In this blog post we look at when to use deep-seeded and when to use deep-seated.

'Deep-Seeded' or 'Deep-Seated'?

The correct phrase is "deep-seated." "Deep-seeded" is not a correct phrase in the English language.

"Deep-seated" means deeply established or firmly ingrained. It is often used to describe emotions, attitudes, or beliefs that are deeply held and not easily changed.

Examples of Deep-Seated in a Sentence

Here are some example sentences using the phrase "deep-seated":

  1. The country's deep-seated political divisions made it difficult to reach consensus on important issues.

  2. She had a deep-seated resentment towards her sister, stemming from a childhood incident.

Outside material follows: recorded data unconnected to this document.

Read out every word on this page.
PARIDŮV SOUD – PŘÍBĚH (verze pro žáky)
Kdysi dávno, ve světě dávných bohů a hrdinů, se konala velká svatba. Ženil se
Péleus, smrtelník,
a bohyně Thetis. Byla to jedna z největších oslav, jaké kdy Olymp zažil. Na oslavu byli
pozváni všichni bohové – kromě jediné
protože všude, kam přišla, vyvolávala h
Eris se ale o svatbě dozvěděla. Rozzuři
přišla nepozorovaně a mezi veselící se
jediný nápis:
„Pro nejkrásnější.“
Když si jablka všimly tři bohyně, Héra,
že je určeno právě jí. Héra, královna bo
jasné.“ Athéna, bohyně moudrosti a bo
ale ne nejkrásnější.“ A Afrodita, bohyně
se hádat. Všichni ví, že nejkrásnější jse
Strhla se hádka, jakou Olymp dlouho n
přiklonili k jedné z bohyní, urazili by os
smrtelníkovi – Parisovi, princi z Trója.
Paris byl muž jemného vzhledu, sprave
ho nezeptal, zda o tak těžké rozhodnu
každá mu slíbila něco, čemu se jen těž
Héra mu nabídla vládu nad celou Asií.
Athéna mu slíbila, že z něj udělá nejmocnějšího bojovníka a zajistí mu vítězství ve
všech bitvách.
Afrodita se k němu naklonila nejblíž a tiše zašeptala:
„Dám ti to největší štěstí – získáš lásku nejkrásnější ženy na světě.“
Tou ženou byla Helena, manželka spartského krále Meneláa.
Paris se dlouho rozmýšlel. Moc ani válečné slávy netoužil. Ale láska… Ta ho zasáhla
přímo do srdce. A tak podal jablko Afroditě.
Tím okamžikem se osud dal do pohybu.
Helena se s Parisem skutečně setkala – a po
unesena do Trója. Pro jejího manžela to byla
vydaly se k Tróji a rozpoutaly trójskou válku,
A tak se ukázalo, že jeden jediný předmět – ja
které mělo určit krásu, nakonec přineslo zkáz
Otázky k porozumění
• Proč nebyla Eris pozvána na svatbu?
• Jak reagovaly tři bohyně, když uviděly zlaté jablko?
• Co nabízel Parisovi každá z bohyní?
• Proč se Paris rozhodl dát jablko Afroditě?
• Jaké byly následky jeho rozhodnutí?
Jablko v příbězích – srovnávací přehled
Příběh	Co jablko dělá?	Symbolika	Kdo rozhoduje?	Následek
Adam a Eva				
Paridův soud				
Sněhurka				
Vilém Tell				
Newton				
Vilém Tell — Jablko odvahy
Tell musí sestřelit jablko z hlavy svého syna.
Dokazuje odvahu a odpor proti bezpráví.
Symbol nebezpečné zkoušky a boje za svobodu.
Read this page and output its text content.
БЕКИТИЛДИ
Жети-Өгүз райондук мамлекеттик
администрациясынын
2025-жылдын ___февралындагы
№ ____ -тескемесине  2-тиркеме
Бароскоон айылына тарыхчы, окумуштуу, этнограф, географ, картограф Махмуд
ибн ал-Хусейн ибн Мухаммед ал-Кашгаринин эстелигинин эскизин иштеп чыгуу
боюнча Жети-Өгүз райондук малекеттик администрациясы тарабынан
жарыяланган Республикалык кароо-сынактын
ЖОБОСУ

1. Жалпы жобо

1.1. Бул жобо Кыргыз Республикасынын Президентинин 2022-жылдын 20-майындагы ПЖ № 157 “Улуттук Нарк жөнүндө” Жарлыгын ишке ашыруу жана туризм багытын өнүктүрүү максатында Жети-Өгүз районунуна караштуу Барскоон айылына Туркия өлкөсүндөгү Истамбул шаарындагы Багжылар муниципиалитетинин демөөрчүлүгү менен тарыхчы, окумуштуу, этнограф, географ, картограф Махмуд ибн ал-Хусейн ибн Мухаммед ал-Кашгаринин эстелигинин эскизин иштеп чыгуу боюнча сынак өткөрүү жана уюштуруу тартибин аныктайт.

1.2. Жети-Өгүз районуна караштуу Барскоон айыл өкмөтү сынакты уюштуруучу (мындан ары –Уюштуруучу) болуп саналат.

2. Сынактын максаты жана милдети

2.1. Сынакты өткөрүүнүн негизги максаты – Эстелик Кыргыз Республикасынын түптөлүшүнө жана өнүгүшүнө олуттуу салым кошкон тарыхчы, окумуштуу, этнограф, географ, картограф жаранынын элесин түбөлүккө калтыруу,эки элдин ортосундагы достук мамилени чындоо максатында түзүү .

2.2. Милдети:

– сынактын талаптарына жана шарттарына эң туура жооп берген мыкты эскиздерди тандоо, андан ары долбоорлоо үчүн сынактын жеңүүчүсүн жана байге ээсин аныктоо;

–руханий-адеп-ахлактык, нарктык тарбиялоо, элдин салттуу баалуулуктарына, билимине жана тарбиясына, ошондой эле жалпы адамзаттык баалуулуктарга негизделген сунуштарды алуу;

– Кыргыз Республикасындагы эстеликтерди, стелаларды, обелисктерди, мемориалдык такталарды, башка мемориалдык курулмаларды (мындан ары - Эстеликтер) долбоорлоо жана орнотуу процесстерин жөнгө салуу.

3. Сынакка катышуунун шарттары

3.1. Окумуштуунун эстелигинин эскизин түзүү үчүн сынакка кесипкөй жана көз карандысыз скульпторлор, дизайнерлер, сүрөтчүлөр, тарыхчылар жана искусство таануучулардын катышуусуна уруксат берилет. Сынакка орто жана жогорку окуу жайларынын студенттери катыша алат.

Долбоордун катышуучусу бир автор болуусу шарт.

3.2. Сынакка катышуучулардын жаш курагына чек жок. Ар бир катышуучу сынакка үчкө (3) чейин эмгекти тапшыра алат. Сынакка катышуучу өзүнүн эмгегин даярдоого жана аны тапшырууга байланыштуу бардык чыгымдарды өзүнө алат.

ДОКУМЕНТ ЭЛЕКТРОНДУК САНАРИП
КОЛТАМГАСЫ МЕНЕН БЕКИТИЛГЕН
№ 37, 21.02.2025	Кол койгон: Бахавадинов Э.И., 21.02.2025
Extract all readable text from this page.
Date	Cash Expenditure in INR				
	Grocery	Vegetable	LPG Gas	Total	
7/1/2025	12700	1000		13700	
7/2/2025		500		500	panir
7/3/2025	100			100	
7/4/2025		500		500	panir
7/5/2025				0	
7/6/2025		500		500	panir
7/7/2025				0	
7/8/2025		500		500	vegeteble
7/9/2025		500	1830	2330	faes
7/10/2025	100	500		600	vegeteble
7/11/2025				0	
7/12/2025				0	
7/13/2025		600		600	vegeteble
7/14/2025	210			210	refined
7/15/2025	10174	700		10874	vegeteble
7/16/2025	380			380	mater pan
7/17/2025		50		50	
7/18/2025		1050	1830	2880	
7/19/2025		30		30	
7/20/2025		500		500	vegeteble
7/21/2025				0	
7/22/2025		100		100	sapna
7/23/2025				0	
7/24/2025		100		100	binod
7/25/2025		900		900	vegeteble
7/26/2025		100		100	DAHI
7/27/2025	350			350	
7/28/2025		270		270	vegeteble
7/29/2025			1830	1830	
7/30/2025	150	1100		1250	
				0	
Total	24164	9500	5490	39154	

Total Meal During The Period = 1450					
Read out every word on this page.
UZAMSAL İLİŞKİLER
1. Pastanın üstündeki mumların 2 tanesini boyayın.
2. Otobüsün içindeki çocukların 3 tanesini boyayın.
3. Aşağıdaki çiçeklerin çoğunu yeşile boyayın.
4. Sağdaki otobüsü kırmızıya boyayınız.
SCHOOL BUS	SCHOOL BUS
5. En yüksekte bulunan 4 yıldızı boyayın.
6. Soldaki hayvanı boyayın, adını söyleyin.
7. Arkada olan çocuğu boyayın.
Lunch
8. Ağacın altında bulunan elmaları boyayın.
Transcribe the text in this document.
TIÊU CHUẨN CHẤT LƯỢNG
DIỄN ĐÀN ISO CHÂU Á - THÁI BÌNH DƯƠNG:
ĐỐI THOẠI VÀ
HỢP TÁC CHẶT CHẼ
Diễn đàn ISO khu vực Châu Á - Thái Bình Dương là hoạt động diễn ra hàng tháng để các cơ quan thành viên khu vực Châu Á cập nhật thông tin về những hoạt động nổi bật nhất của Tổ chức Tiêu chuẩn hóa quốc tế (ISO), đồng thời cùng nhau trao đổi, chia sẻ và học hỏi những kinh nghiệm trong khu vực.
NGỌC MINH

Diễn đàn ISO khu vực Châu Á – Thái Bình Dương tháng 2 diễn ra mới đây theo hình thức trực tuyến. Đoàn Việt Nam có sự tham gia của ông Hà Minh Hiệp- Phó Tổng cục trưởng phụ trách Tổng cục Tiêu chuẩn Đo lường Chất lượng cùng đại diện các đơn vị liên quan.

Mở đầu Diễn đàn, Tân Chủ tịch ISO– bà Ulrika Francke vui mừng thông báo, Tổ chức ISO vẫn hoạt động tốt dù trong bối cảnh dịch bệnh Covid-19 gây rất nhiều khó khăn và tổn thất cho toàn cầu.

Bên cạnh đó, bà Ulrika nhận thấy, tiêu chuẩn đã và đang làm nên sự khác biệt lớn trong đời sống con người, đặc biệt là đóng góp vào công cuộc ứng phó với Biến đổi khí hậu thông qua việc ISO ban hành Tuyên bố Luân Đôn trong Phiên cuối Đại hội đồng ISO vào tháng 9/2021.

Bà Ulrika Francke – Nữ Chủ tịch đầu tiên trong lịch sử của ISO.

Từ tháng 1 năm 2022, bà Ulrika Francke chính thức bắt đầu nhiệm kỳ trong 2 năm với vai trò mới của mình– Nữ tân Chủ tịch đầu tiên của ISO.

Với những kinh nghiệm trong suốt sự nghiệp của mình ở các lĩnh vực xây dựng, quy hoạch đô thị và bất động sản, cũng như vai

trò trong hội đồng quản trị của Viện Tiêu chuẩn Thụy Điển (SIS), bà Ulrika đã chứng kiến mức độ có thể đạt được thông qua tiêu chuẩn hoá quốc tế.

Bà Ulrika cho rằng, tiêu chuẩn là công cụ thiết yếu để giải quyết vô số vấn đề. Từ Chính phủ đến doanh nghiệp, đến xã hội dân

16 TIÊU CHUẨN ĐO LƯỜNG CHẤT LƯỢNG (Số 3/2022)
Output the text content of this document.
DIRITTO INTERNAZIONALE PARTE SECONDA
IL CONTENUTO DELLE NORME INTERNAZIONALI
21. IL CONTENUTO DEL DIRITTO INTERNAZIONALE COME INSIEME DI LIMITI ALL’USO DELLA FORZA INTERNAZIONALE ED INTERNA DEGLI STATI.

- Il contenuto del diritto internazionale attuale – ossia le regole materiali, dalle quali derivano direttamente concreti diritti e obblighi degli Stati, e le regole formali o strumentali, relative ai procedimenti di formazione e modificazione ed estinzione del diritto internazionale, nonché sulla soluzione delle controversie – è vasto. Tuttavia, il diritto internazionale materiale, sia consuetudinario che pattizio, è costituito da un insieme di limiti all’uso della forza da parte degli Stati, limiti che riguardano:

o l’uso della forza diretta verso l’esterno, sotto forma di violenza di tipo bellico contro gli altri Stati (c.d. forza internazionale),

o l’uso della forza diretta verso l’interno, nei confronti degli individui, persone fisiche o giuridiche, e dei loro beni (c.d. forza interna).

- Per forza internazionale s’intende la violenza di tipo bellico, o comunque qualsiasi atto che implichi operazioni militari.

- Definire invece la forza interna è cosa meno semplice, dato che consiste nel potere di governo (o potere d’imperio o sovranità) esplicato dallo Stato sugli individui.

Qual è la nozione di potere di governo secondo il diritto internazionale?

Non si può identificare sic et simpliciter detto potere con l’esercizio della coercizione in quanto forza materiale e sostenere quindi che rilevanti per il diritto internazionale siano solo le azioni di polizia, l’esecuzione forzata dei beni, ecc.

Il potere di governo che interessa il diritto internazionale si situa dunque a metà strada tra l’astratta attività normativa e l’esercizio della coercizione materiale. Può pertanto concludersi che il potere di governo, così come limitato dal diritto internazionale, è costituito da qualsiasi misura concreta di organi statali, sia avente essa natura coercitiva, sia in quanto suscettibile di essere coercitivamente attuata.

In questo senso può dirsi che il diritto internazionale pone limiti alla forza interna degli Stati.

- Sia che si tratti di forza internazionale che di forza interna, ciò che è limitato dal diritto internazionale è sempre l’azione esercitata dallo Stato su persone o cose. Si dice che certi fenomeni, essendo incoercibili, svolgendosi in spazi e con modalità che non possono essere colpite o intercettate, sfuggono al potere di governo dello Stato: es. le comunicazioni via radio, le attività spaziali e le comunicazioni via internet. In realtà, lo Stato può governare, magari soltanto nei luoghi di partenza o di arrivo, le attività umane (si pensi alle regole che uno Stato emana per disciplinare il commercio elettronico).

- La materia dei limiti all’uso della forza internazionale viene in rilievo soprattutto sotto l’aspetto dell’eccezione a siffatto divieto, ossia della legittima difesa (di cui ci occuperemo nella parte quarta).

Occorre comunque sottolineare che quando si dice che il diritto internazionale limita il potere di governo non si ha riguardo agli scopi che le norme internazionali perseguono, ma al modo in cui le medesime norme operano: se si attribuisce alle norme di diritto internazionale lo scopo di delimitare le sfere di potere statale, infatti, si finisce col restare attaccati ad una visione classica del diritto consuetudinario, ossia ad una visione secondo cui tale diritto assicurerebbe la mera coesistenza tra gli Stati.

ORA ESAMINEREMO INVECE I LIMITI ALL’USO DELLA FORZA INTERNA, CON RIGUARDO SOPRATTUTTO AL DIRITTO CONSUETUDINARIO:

  3. The school's deep-seated culture of academic excellence was evident in the high achievement levels of its students.

  4. The team's deep-seated commitment to teamwork and collaboration was a key factor in their success.

  5. He had a deep-seated belief that hard work and determination would lead to success in any venture.

  6. The company's deep-seated corporate values of integrity and honesty were reflected in its business practices.

  7. The deep-seated emotional issues that he had been struggling with for years finally came to the surface.

  8. The country's deep-seated economic problems required a long-term solution, not just a quick fix.

  9. She had a deep-seated sense of purpose that drove her to pursue her goals with determination and perseverance.

  10. The deep-seated cultural differences between the two countries made it difficult to reach a compromise on the issue.